Nie działa tracking, łapanie ostrości przez laser, korekcja błędów. Ilość problemów związana z CD - a mówię to jako były serwisant, domorosły serwisant odtwarzaczy CD, których naprawiłem i popsułem setki to, że one w ogóle działały, to był cud.

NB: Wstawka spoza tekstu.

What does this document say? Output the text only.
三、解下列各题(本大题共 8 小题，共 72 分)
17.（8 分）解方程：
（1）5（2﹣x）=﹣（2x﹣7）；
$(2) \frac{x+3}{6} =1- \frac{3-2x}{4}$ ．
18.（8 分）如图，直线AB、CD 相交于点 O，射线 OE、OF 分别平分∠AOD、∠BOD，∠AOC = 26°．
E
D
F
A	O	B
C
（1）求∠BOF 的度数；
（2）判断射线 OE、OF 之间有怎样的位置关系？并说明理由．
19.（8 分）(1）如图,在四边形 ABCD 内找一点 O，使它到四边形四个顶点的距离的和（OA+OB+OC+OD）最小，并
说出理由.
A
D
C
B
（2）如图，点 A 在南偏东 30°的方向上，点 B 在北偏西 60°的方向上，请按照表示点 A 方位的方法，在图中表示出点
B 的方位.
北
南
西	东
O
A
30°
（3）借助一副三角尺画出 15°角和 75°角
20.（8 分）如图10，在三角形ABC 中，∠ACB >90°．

Ta era się skończyła 10 lat temu. W 2004 roku zrobiono na świecie ostatni napęd CD i potem robiono już tylko napędy DVD wsadzane do odtwarzaczy, które udawały CD lub były uniwersalne. Także era CDM-ów „Philipsowych” i KSS-ów Sony zakończyła się bezpowrotnie. Czasami Chińczycy robią podróby, które jeszcze można kupić, ale dobrych napędów już nie ma. Nie ma napędów, nie ma laserów – nie ma i nie będzie i „to se nevrati” - więc nie mamy co gdybać.

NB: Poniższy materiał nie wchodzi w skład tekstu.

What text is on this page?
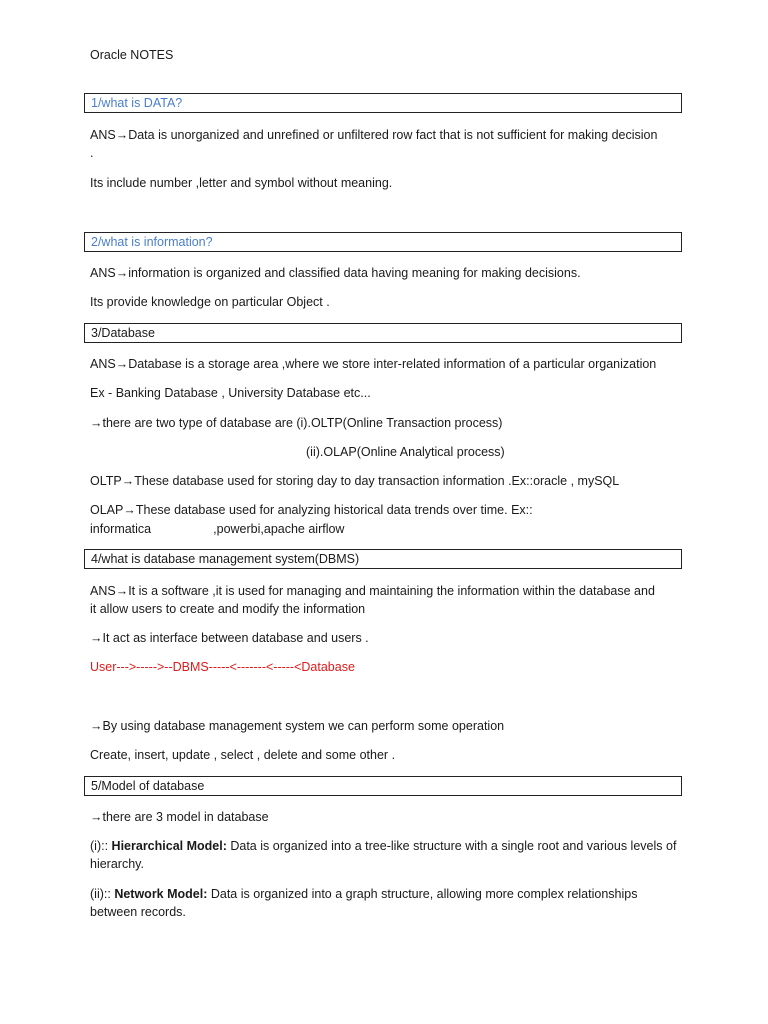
Oracle NOTES

1/what is DATA?

ANS→Data is unorganized and unrefined or unfiltered row fact that is not sufficient for making decision

.

Its include number ,letter and symbol without meaning.

2/what is information?

ANS→information is organized and classified data having meaning for making decisions.

Its provide knowledge on particular Object .

3/Database

ANS→Database is a storage area ,where we store inter-related information of a particular organization

Ex - Banking Database , University Database etc...

→there are two type of database are (i).OLTP(Online Transaction process)

(ii).OLAP(Online Analytical process)

OLTP→These database used for storing day to day transaction information .Ex::oracle , mySQL

OLAP→These database used for analyzing historical data trends over time. Ex::

informatica	,powerbi,apache airflow

4/what is database management system(DBMS)

ANS→It is a software ,it is used for managing and maintaining the information within the database and

it allow users to create and modify the information

→It act as interface between database and users .

User--->----->--DBMS-----<-------<-----<Database

→By using database management system we can perform some operation

Create, insert, update , select , delete and some other .

5/Model of database

→there are 3 model in database

(i):: Hierarchical Model: Data is organized into a tree-like structure with a single root and various levels of hierarchy.

(ii):: Network Model: Data is organized into a graph structure, allowing more complex relationships between records.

To, że mamy te płyty i że nam jest żal, że wydaliśmy na nie po 15 dolarów za sztukę, to jest zupełnie inna sprawa. To, że one się starzeją, rysują, zaczynają przeskakiwać i przestają działać, to jest jeszcze inna sprawa. Natomiast, czy chcemy tego, czy nie: żyjemy w erze plików. Możemy sobie teraz tęsknić do dotykania płyt, do tekturki, do zapachu winylu, do okładki, do zdjęcia, do plakatu, do słów w książeczce – do wszystkiego tego możemy tęsknić. A możemy na to machnąć ręką i może cieszyć się, że możemy mieć tablet i np. w ciągu minuty przelecieć 20 różnych płyt, szukając tego, czego szukamy.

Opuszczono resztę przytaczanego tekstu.